Выбрать главу

Глава 7

— По мне, — ответил Доносо, — пусть будет и этот и тот бог, словом столько, сколько вам требуется. О конверсии или обращении долга поговорим в свое время, а пока что лежите спокойно и поправляйтесь. Говорите поменьше, только о самом необходимом… Я же пойду к нотариусу и передам ему черновик завещания. Сегодня к вечеру все будет готово, и мы подпишем, когда вы только пожелаете.

— Ладно, мой друг. Все будет так, как мы решили вчера… или позавчера, не помню. Вам известно, мое слово, как говорится, свято…

Доносо ушел, предупредив домашних, что не следует давать поблажки опасному нервному возбуждению дона Франсиско. Они пообещали выполнить дружеский совет, но, войдя к больному, убедились, что дон Франсиско уже успокоился. Он больше не поднимал вопроса о делах и всем своим поведением являл поучительный пример покорности воле божьей. Но глаза его лихорадочно горели, руки не лежали на месте. Крус завела разговор на религиозные темы; она говорила о бесконечном милосердии божьем, о блаженстве вечной жизни, и больной отвечал кратко, выражая полное согласие с мыслями знатной свояченицы.

— Каждого, — сказал он, — бог карает или вознаграждает по заслугам, как отдельных лиц, так и целые народы, Разумеется, больше всего бог покровительствует тому народу, который исповедует истинную веру и предан католической религии. Это очевидно.

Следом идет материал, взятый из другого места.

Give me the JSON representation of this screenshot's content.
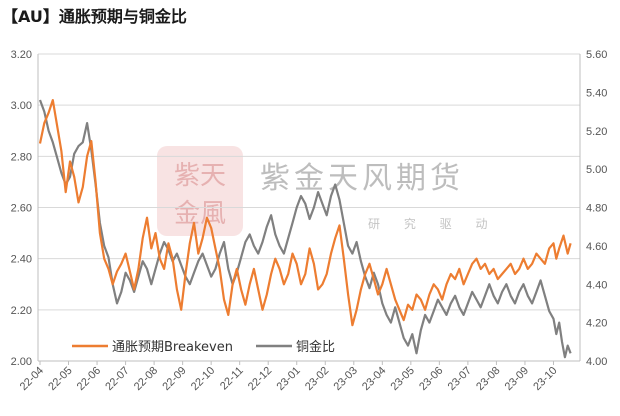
{
  "title": "【AU】通胀预期与铜金比",
  "watermark": {
    "name": "紫金天风期货",
    "tagline": "研 究 驱 动",
    "logo_text": "紫天金風"
  },
  "chart_data": {
    "type": "line",
    "categories": [
      "22-04",
      "22-05",
      "22-06",
      "22-07",
      "22-08",
      "22-09",
      "22-10",
      "22-11",
      "22-12",
      "23-01",
      "23-02",
      "23-03",
      "23-04",
      "23-05",
      "23-06",
      "23-07",
      "23-08",
      "23-09",
      "23-10"
    ],
    "y_left": {
      "ylim": [
        2.0,
        3.2
      ],
      "ticks": [
        "2.00",
        "2.20",
        "2.40",
        "2.60",
        "2.80",
        "3.00",
        "3.20"
      ]
    },
    "y_right": {
      "ylim": [
        4.0,
        5.6
      ],
      "ticks": [
        "4.00",
        "4.20",
        "4.40",
        "4.60",
        "4.80",
        "5.00",
        "5.20",
        "5.40",
        "5.60"
      ]
    },
    "grid": true,
    "legend_position": "bottom-left",
    "series": [
      {
        "name": "通胀预期Breakeven",
        "axis": "left",
        "color": "#ED7D31",
        "values": [
          [
            0.0,
            2.85
          ],
          [
            0.15,
            2.93
          ],
          [
            0.3,
            2.97
          ],
          [
            0.45,
            3.02
          ],
          [
            0.6,
            2.92
          ],
          [
            0.75,
            2.82
          ],
          [
            0.9,
            2.66
          ],
          [
            1.05,
            2.78
          ],
          [
            1.2,
            2.72
          ],
          [
            1.35,
            2.62
          ],
          [
            1.5,
            2.68
          ],
          [
            1.65,
            2.8
          ],
          [
            1.8,
            2.86
          ],
          [
            1.95,
            2.7
          ],
          [
            2.1,
            2.5
          ],
          [
            2.25,
            2.4
          ],
          [
            2.4,
            2.36
          ],
          [
            2.55,
            2.3
          ],
          [
            2.7,
            2.35
          ],
          [
            2.85,
            2.38
          ],
          [
            3.0,
            2.42
          ],
          [
            3.15,
            2.35
          ],
          [
            3.3,
            2.28
          ],
          [
            3.45,
            2.36
          ],
          [
            3.6,
            2.48
          ],
          [
            3.75,
            2.56
          ],
          [
            3.9,
            2.44
          ],
          [
            4.05,
            2.5
          ],
          [
            4.2,
            2.4
          ],
          [
            4.35,
            2.36
          ],
          [
            4.5,
            2.46
          ],
          [
            4.65,
            2.4
          ],
          [
            4.8,
            2.28
          ],
          [
            4.95,
            2.2
          ],
          [
            5.1,
            2.34
          ],
          [
            5.25,
            2.46
          ],
          [
            5.4,
            2.54
          ],
          [
            5.55,
            2.42
          ],
          [
            5.7,
            2.48
          ],
          [
            5.85,
            2.56
          ],
          [
            6.0,
            2.52
          ],
          [
            6.15,
            2.44
          ],
          [
            6.3,
            2.36
          ],
          [
            6.45,
            2.24
          ],
          [
            6.6,
            2.18
          ],
          [
            6.75,
            2.3
          ],
          [
            6.9,
            2.36
          ],
          [
            7.05,
            2.28
          ],
          [
            7.2,
            2.22
          ],
          [
            7.35,
            2.3
          ],
          [
            7.5,
            2.36
          ],
          [
            7.65,
            2.28
          ],
          [
            7.8,
            2.2
          ],
          [
            7.95,
            2.26
          ],
          [
            8.1,
            2.34
          ],
          [
            8.25,
            2.4
          ],
          [
            8.4,
            2.36
          ],
          [
            8.55,
            2.3
          ],
          [
            8.7,
            2.34
          ],
          [
            8.85,
            2.42
          ],
          [
            9.0,
            2.38
          ],
          [
            9.15,
            2.3
          ],
          [
            9.3,
            2.34
          ],
          [
            9.45,
            2.44
          ],
          [
            9.6,
            2.38
          ],
          [
            9.75,
            2.28
          ],
          [
            9.9,
            2.3
          ],
          [
            10.05,
            2.34
          ],
          [
            10.2,
            2.42
          ],
          [
            10.35,
            2.48
          ],
          [
            10.5,
            2.53
          ],
          [
            10.65,
            2.4
          ],
          [
            10.8,
            2.26
          ],
          [
            10.95,
            2.14
          ],
          [
            11.1,
            2.2
          ],
          [
            11.25,
            2.28
          ],
          [
            11.4,
            2.34
          ],
          [
            11.55,
            2.38
          ],
          [
            11.7,
            2.32
          ],
          [
            11.85,
            2.26
          ],
          [
            12.0,
            2.3
          ],
          [
            12.15,
            2.36
          ],
          [
            12.3,
            2.3
          ],
          [
            12.45,
            2.24
          ],
          [
            12.6,
            2.2
          ],
          [
            12.75,
            2.16
          ],
          [
            12.9,
            2.22
          ],
          [
            13.05,
            2.2
          ],
          [
            13.2,
            2.26
          ],
          [
            13.35,
            2.24
          ],
          [
            13.5,
            2.2
          ],
          [
            13.65,
            2.26
          ],
          [
            13.8,
            2.3
          ],
          [
            13.95,
            2.28
          ],
          [
            14.1,
            2.24
          ],
          [
            14.25,
            2.3
          ],
          [
            14.4,
            2.34
          ],
          [
            14.55,
            2.32
          ],
          [
            14.7,
            2.36
          ],
          [
            14.85,
            2.3
          ],
          [
            15.0,
            2.34
          ],
          [
            15.15,
            2.38
          ],
          [
            15.3,
            2.4
          ],
          [
            15.45,
            2.36
          ],
          [
            15.6,
            2.38
          ],
          [
            15.75,
            2.34
          ],
          [
            15.9,
            2.36
          ],
          [
            16.05,
            2.32
          ],
          [
            16.2,
            2.34
          ],
          [
            16.35,
            2.36
          ],
          [
            16.5,
            2.38
          ],
          [
            16.65,
            2.34
          ],
          [
            16.8,
            2.36
          ],
          [
            16.95,
            2.4
          ],
          [
            17.1,
            2.36
          ],
          [
            17.25,
            2.38
          ],
          [
            17.4,
            2.42
          ],
          [
            17.55,
            2.4
          ],
          [
            17.7,
            2.38
          ],
          [
            17.85,
            2.44
          ],
          [
            18.0,
            2.46
          ],
          [
            18.1,
            2.4
          ],
          [
            18.2,
            2.44
          ],
          [
            18.35,
            2.49
          ],
          [
            18.5,
            2.42
          ],
          [
            18.6,
            2.46
          ]
        ]
      },
      {
        "name": "铜金比",
        "axis": "right",
        "color": "#808080",
        "values": [
          [
            0.0,
            5.36
          ],
          [
            0.15,
            5.3
          ],
          [
            0.3,
            5.2
          ],
          [
            0.45,
            5.14
          ],
          [
            0.6,
            5.06
          ],
          [
            0.75,
            4.98
          ],
          [
            0.9,
            4.92
          ],
          [
            1.05,
            4.96
          ],
          [
            1.2,
            5.08
          ],
          [
            1.35,
            5.12
          ],
          [
            1.5,
            5.14
          ],
          [
            1.65,
            5.24
          ],
          [
            1.8,
            5.1
          ],
          [
            1.95,
            4.92
          ],
          [
            2.1,
            4.72
          ],
          [
            2.25,
            4.6
          ],
          [
            2.4,
            4.54
          ],
          [
            2.55,
            4.4
          ],
          [
            2.7,
            4.3
          ],
          [
            2.85,
            4.36
          ],
          [
            3.0,
            4.46
          ],
          [
            3.15,
            4.42
          ],
          [
            3.3,
            4.36
          ],
          [
            3.45,
            4.44
          ],
          [
            3.6,
            4.52
          ],
          [
            3.75,
            4.48
          ],
          [
            3.9,
            4.4
          ],
          [
            4.05,
            4.48
          ],
          [
            4.2,
            4.56
          ],
          [
            4.35,
            4.62
          ],
          [
            4.5,
            4.58
          ],
          [
            4.65,
            4.52
          ],
          [
            4.8,
            4.56
          ],
          [
            4.95,
            4.5
          ],
          [
            5.1,
            4.44
          ],
          [
            5.25,
            4.4
          ],
          [
            5.4,
            4.46
          ],
          [
            5.55,
            4.52
          ],
          [
            5.7,
            4.56
          ],
          [
            5.85,
            4.5
          ],
          [
            6.0,
            4.44
          ],
          [
            6.15,
            4.48
          ],
          [
            6.3,
            4.56
          ],
          [
            6.45,
            4.62
          ],
          [
            6.6,
            4.48
          ],
          [
            6.75,
            4.4
          ],
          [
            6.9,
            4.46
          ],
          [
            7.05,
            4.54
          ],
          [
            7.2,
            4.62
          ],
          [
            7.35,
            4.66
          ],
          [
            7.5,
            4.6
          ],
          [
            7.65,
            4.56
          ],
          [
            7.8,
            4.62
          ],
          [
            7.95,
            4.7
          ],
          [
            8.1,
            4.76
          ],
          [
            8.25,
            4.66
          ],
          [
            8.4,
            4.6
          ],
          [
            8.55,
            4.56
          ],
          [
            8.7,
            4.64
          ],
          [
            8.85,
            4.72
          ],
          [
            9.0,
            4.8
          ],
          [
            9.15,
            4.86
          ],
          [
            9.3,
            4.82
          ],
          [
            9.45,
            4.74
          ],
          [
            9.6,
            4.8
          ],
          [
            9.75,
            4.88
          ],
          [
            9.9,
            4.82
          ],
          [
            10.05,
            4.76
          ],
          [
            10.2,
            4.86
          ],
          [
            10.35,
            4.92
          ],
          [
            10.5,
            4.84
          ],
          [
            10.65,
            4.72
          ],
          [
            10.8,
            4.6
          ],
          [
            10.95,
            4.56
          ],
          [
            11.1,
            4.62
          ],
          [
            11.25,
            4.52
          ],
          [
            11.4,
            4.44
          ],
          [
            11.55,
            4.38
          ],
          [
            11.7,
            4.46
          ],
          [
            11.85,
            4.4
          ],
          [
            12.0,
            4.3
          ],
          [
            12.15,
            4.24
          ],
          [
            12.3,
            4.2
          ],
          [
            12.45,
            4.28
          ],
          [
            12.6,
            4.2
          ],
          [
            12.75,
            4.12
          ],
          [
            12.9,
            4.08
          ],
          [
            13.05,
            4.14
          ],
          [
            13.2,
            4.04
          ],
          [
            13.35,
            4.16
          ],
          [
            13.5,
            4.24
          ],
          [
            13.65,
            4.2
          ],
          [
            13.8,
            4.26
          ],
          [
            13.95,
            4.32
          ],
          [
            14.1,
            4.28
          ],
          [
            14.25,
            4.24
          ],
          [
            14.4,
            4.3
          ],
          [
            14.55,
            4.34
          ],
          [
            14.7,
            4.28
          ],
          [
            14.85,
            4.24
          ],
          [
            15.0,
            4.3
          ],
          [
            15.15,
            4.36
          ],
          [
            15.3,
            4.32
          ],
          [
            15.45,
            4.28
          ],
          [
            15.6,
            4.34
          ],
          [
            15.75,
            4.4
          ],
          [
            15.9,
            4.34
          ],
          [
            16.05,
            4.3
          ],
          [
            16.2,
            4.36
          ],
          [
            16.35,
            4.4
          ],
          [
            16.5,
            4.34
          ],
          [
            16.65,
            4.3
          ],
          [
            16.8,
            4.36
          ],
          [
            16.95,
            4.4
          ],
          [
            17.1,
            4.34
          ],
          [
            17.25,
            4.3
          ],
          [
            17.4,
            4.36
          ],
          [
            17.55,
            4.42
          ],
          [
            17.7,
            4.34
          ],
          [
            17.85,
            4.26
          ],
          [
            18.0,
            4.22
          ],
          [
            18.1,
            4.14
          ],
          [
            18.2,
            4.2
          ],
          [
            18.3,
            4.1
          ],
          [
            18.4,
            4.02
          ],
          [
            18.5,
            4.08
          ],
          [
            18.6,
            4.04
          ]
        ]
      }
    ]
  }
}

Так в мирной беседе проходил вечер; около десяти, часов явились свидетели, чтобы подписать завещание. Доносо решил поторопиться с формальностями: возможно, что дон Франсиско и завтра будет хорошо себя чувствовать, но, с другой стороны, с минуты на минуту могло наступить ухудшение, которое отразится на ясности его суждений. Гамборена держался того же взгляда: чем скорее будет покончено с формальностями, тем лучше. В ожидании нотариуса свидетели собрались в гостиной, и Доносо обрисовал им в общих чертах содержание документа. Завещание начиналось торжественным признанием догматов христианской веры и выражением покорности святой католической церкви; далее следовало распоряжение скромно, без всякой-пышности, похоронить завещателя рядом со второй супругой, маркизой де Сан Элой… и прочее. Детям своим Руфине и Валентину он завещал две трети состояния, причем каждый из них получал по одной трети, как полагается по закону. Мысль о разделе наследства поровну между детьми от первого и второго брака принадлежала Крус и была всеми одобрена, как еще одно доказательство душевного величия замечательной женщины. При ликвидации имущества часть Валентина оказалась бы большей. Проще и благороднее было разделить наследство поровну, строго уточнив все пункты завещания, чтобы избежать в дальнейшем каких-либо недоразумений между наследниками. Опекуном Валентина назначался сеньор Доносо. В заключение ряд пунктов предусматривал точное и неукоснительное выполнение воли завещателя.

Последняя, свободная треть имущества предназначалась полностью на благотворительные дела; опекунскому совету совместно с душеприказчиками поручалось распределить пожертвование между указанными в завещании религиозными учреждениями. Ознакомившись с завещанием, свидетели стали обсуждать вопрос о размерах капитала, который оставлял семье дон Франсиско, отправляясь в лучший мир. Мнения разделились: кое-кто называл совершенно сказочные цифры; другие полагали, что дыму больше, чем огня. Когда же ближайший друг завещателя, гордясь возможностью дать наиболее точные сведения, сообщил, что капиталы сеньора маркиза вдовца де Сан Элор достигают тридцати миллионов песет, слушатели только рты разинули от удивления; когда же снова обрели дар речи, принялись наперерыв расхваливать упорство, смекалку и удачу, явившиеся основой его огромных богатств.

По приходе нотариуса приступили к чтению завещания; больной держался спокойно, не делал никаких замечаний, если не считать двух-трех слов, оброненных им по поводу чрезмерной пространности документа. Но все кончается на этом свете: когда было прочитано последнее слово и свидетели поставили свои подписи, рука Торквемады, державшая перо, слегка дрожала. Доносо не скрывал своей радости по поводу завершения столь важного дела. Друзья поздравили с хорошим самочувствием Торквемаду, который объяснял улучшение бесконечным милосердием божиим, — неисповедимы пути господа, — и, наконец, все покинули спальню, чтобы дать больному отдых, которого он заслужил после длительной и не слишком приятной процедуры.